Закончив это любопытное предисловие, Главич сделал неожиданный вывод:
– Завтра мы улетаем с вами в Москву!
Глава девятнадцатая
Миллиардер Фредерико Главич летит в Москву
На аэродроме Темпельгофа, откуда ежедневно отлетают аэропланы и в Вену, и в Кенигсберг, и в Лондон, и в Дрезден, готовили к отлету в Москву новенький сероватый «юнкерс». Миллиардер боялся сквозняков, поэтому всю внутренность кабины выстлали шкурами молодых леопардов. Было зябкое безразличное берлинское утро. Механики, осматривая самолет, переругивались голодными голосами. Из предместий на велосипедах тянулись в город переписчицы на машинках, маляры с кистями за спинами, свинцоволицые наборщики и продавцы пива в вокзалах подземной дороги. В домах, обставивших аэродром серым взводом одинаковых чемоданов, растворялись утренние окна, и в них заботливые хозяйки, торопясь не пропустить положенный час, словно по команде, выставили перины, бецуги и ковры, что можно было делать только с шести до восьми по субботам, а была как раз суббота.

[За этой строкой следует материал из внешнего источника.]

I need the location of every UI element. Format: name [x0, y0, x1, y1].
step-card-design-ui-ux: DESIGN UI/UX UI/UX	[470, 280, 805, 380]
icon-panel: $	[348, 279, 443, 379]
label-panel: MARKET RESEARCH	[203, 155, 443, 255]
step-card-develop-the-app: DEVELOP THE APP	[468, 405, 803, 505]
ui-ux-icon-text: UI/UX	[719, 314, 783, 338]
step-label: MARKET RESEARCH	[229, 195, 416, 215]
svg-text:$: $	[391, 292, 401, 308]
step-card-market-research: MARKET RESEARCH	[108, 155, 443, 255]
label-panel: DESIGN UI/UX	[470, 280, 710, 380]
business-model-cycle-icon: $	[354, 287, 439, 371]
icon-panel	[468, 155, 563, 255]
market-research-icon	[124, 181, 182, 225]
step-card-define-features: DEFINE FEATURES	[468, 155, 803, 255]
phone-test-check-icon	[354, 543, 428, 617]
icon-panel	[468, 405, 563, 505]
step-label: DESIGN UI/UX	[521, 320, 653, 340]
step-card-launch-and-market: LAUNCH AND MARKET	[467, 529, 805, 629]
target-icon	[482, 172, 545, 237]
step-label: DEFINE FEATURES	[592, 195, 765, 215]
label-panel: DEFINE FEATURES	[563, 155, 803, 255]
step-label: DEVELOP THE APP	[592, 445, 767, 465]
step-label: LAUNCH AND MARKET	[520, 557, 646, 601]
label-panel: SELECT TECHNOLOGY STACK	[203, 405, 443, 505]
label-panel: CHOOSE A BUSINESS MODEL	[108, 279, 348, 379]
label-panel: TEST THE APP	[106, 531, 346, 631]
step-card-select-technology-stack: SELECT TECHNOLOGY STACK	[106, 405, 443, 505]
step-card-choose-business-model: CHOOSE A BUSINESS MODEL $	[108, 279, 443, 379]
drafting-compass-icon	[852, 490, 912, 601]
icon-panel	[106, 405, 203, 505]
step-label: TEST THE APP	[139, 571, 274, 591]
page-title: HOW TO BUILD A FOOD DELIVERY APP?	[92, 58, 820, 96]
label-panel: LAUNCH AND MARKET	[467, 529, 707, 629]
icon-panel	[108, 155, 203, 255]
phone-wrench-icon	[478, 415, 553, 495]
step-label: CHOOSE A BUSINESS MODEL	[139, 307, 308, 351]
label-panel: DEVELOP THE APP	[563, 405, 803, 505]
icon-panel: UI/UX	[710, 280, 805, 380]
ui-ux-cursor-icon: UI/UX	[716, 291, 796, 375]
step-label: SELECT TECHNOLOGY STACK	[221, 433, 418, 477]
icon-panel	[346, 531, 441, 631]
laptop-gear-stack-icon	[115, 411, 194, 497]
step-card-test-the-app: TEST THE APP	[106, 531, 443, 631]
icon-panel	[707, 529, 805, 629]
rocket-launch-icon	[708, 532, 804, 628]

– Вы слышали, герр Шмидт? – сказал молоденький моторист другому. – Он нанял целый аэроплан прямо в Москву!
– Миллиарды! – почтительно отвечал тот.
– Но у нас с вами тоже миллиарды…
– На два наших миллиарда дают только один фунт маргарина…
– Мне рассказывали, что миллиардер купил сто кило наших немецких миллиардов, чтобы оклеить ими комнаты в своей вилле где-то на юге…
Фредерико Главич прибыл на аэродром к девяти. Его сопровождали Кэтт и летчик, которого миллиардер пригласил к традиционному утреннему петуху. Явились также оба патера, когда-то кропившие народ у Адлона. Фредерико их не приглашал, они пришли сами, на всякий случай. Провожать миллиардера прибыли, по меньшей мере, десять автомобилей. Даже те два человека, что вчера танцевали джимми, и прыщеватый принц, сидевший с дамой, которую миллиардеру захотелось ущипнуть, и сама дама, беженка из Кельна, сочли своим долгом выразить сочувствие миллиардеру, отправляющемуся в Москву.
– И вы не боитесь живых большевиков? – спросила дама, слегка склоняя вперед шляпу, отчего ее глаза всегда начинали казаться глубокими, как Рейн.
– Это очень рискованное путешествие… – осторожно согласился патер. – Когда я был в Африке у кафров…
– Вы знаете, вчера я читал в «Берлинер Тагеблатт» о том, что большевики зажарили представителя Ара[39], который имел неосторожность удалиться из своего отряда, и даже съели его живьем…
– Какая храбрость!..
– Такая храбрость свойственна только настоящим миллиардерам.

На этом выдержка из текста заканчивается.